Fig. 2: Confusion matrix for the development data.

Fig. 3: Classifications for the test data as a confusion matrix (task 1). Horizontal lines: ground-truth; Vertical columns: predictions. Order: 1-Uncial; 2-Half-uncial; 3-Caroline; 4-

Humanistic; 5-Humanistic; Cursive; 6-Praegothica; 7-

Southern Textualis; 8-Semitextualis 9-Textualis; 10-Hybrida 11-Semihybrida 12-Cursiva.

Fig. 4: Membership Degree matrices for task 2, on the 999 test images where only one label is attributed to the image.

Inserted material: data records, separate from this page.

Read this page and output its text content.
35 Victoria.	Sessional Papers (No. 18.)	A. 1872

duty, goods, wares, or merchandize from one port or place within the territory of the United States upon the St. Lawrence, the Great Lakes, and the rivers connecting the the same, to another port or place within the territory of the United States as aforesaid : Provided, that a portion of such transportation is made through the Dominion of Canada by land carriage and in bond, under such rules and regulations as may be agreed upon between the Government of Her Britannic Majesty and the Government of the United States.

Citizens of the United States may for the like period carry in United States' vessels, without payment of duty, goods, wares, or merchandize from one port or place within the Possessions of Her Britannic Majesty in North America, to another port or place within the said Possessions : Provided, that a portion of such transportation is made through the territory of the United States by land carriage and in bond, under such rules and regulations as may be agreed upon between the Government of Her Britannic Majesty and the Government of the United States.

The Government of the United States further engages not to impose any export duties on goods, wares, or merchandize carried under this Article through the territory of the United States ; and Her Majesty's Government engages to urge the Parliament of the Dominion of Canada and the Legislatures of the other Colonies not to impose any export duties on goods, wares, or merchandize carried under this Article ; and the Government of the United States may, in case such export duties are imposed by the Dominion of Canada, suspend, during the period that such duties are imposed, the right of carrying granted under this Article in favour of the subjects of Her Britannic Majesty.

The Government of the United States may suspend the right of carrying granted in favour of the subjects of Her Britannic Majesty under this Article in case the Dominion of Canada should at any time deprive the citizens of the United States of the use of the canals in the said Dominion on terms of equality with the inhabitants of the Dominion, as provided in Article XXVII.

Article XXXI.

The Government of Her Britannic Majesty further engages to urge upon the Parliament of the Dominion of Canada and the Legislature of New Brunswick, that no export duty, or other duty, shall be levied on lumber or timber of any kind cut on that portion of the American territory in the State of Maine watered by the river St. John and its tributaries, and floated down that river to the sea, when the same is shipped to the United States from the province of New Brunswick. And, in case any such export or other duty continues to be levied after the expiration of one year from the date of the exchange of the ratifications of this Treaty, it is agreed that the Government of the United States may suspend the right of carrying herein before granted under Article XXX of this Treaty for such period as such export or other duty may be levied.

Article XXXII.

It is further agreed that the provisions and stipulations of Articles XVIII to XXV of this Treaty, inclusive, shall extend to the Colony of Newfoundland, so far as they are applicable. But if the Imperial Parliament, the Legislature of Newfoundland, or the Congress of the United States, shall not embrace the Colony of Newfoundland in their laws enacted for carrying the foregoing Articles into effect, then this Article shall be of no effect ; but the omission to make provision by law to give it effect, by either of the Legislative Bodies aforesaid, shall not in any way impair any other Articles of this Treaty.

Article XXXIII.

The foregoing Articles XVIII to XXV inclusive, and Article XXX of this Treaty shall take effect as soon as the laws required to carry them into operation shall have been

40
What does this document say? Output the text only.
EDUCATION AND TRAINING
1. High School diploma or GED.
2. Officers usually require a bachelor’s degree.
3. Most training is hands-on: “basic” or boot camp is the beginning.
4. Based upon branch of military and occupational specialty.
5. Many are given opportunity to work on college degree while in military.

There exist interesting methods to visualize which patterns the trained network is sensitive to. Using the principle of gradient ascent, we start from a random noise image and feed it to one of the filters on the last convolutional layer: during 3,000 iterations we change the image so that it maximizes the activation of this particular filter. In Fig. 3, we show the 25 artificially generated images which yielded the strongest results; clearly, the network picks up relevant patterns. The third image from the left in the first line, for instance, clearly captures the presence of loops in the ascenders of individual characters (e.g. in the ‘b' or ‘h', which is crucial to differentiate between e.g. a textualis and a cursive letter). These visualizations directly tackle the issue of the computational ‘black box' in the Digital Humanities, and espsecially Digital Palaeography (Hassner et al., 2013; Stutzmann et al., 2014). In our paper, we will offer further interpretations and visualizations of our model and confront these with the results from other participants in the CLaMM competition to offer new perspectives on the graphic definition of script classes in traditional paleography.

Fig. 5: Artificially generated images that maximally activate filters in the final convolutional layer.